Member of the Parliament of Hesse
- In office 1978–1987
- In office 1991–1993

Personal details
- Born: Ottilie Bördner 27 December 1939 (age 86) Selters-Haintchen, Germany
- Party: Christian Democratic Union
- Spouse: Horst Geschka
- Children: 2
- Occupation: Pediatric nurse

= Otti Geschka =

German nurse and politician (born 1939)

Otti Geschka (born Ottilie Bördner; 27 December 1939) is a German pediatric nurse and politician. Being a member of the Christian Democratic Union (CDU) she was elected as the first female mayor of Rüsselsheim, Hesse, in 1993 and was in office until 1999. She also served in the Parliament of Hesse representing CDU for two terms.

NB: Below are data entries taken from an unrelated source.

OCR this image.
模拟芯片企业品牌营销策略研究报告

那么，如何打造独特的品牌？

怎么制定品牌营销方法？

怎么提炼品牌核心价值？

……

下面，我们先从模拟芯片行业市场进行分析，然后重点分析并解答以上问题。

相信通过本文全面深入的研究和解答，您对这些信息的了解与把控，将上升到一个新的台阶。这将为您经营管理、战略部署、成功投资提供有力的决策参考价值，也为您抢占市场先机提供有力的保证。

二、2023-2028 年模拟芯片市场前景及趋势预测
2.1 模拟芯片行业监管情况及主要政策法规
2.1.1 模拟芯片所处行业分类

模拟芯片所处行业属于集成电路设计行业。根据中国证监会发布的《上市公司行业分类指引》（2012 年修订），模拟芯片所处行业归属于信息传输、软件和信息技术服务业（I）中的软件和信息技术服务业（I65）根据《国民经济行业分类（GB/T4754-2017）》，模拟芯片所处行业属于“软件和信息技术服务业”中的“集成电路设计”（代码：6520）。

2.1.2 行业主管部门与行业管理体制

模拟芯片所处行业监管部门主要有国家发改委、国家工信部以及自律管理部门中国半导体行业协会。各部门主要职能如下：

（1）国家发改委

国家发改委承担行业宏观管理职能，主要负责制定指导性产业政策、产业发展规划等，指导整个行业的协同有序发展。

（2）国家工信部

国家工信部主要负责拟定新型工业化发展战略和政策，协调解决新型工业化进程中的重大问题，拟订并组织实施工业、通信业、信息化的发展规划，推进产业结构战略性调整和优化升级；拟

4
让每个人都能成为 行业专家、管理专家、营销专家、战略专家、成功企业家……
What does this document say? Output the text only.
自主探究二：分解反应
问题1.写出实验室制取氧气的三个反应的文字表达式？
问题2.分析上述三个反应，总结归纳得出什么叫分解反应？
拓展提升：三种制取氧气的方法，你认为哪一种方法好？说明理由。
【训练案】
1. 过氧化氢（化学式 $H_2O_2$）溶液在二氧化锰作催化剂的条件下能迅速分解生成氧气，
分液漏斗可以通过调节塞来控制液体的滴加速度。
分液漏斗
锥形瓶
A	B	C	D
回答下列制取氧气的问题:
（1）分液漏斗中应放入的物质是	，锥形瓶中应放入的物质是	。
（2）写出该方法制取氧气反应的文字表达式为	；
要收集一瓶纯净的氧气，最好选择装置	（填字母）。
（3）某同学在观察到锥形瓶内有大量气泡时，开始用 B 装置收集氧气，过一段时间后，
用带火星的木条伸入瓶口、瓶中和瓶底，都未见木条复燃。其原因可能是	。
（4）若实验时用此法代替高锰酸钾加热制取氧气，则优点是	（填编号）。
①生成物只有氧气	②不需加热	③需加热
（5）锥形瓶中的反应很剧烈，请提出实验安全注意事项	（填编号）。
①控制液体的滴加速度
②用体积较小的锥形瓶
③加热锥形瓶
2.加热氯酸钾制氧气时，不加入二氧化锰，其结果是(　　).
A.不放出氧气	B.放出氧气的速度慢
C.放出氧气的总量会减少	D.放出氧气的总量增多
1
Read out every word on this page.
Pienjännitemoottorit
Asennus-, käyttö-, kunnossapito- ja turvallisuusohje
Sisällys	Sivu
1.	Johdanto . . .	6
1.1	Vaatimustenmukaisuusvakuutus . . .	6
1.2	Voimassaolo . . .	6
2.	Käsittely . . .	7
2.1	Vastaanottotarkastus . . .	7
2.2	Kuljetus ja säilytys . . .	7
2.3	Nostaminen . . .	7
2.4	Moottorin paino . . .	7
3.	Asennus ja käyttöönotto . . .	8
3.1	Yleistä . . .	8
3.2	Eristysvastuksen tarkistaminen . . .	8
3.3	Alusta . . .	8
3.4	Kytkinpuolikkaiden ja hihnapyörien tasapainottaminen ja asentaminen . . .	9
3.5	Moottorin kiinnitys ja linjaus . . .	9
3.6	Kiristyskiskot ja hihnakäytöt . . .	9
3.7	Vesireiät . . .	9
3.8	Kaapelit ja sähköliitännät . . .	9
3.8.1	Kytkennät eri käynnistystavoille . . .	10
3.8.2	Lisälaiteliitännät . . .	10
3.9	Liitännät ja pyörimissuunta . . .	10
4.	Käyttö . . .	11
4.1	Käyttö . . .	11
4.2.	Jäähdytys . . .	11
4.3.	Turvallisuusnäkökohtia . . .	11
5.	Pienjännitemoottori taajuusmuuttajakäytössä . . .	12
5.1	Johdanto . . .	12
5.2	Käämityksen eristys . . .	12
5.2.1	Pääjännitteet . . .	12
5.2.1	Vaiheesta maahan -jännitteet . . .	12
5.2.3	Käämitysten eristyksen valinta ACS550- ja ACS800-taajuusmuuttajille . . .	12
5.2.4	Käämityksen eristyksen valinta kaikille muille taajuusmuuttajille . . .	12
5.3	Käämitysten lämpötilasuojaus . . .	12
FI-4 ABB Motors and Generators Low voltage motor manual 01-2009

==Early life and education==
She was born Ottile Bördner in Selters-Haintchen on 27 December 1939. She was trained as a pediatric nurse between 1955 and 1957.

==Career==
Following her graduation she worked as a nurse at the University Hospital in Mainz. In 1968 Geschka joined the CDU and became a member of the municipal council in Bauschheim. In two periods between 1978 and 1987 and between 1991 and 1993 she was a member of the Parliament of Hesse. On 18 July 1993 she was elected as the mayor of Rüsselsheim being the first woman to hold the post. Geschka's tenure ended in 1999. From 2000 to 2001 she was the general secretary of the CDU in the Hesse region.

==Personal life==
Geschka is married to Horst Geschka who is a retired academic and has two children. They live in Darmstadt. She is the recipient of the Elisabeth Selbert Prize in 2013 and Alfred Dregger Medal in Gold in 2014.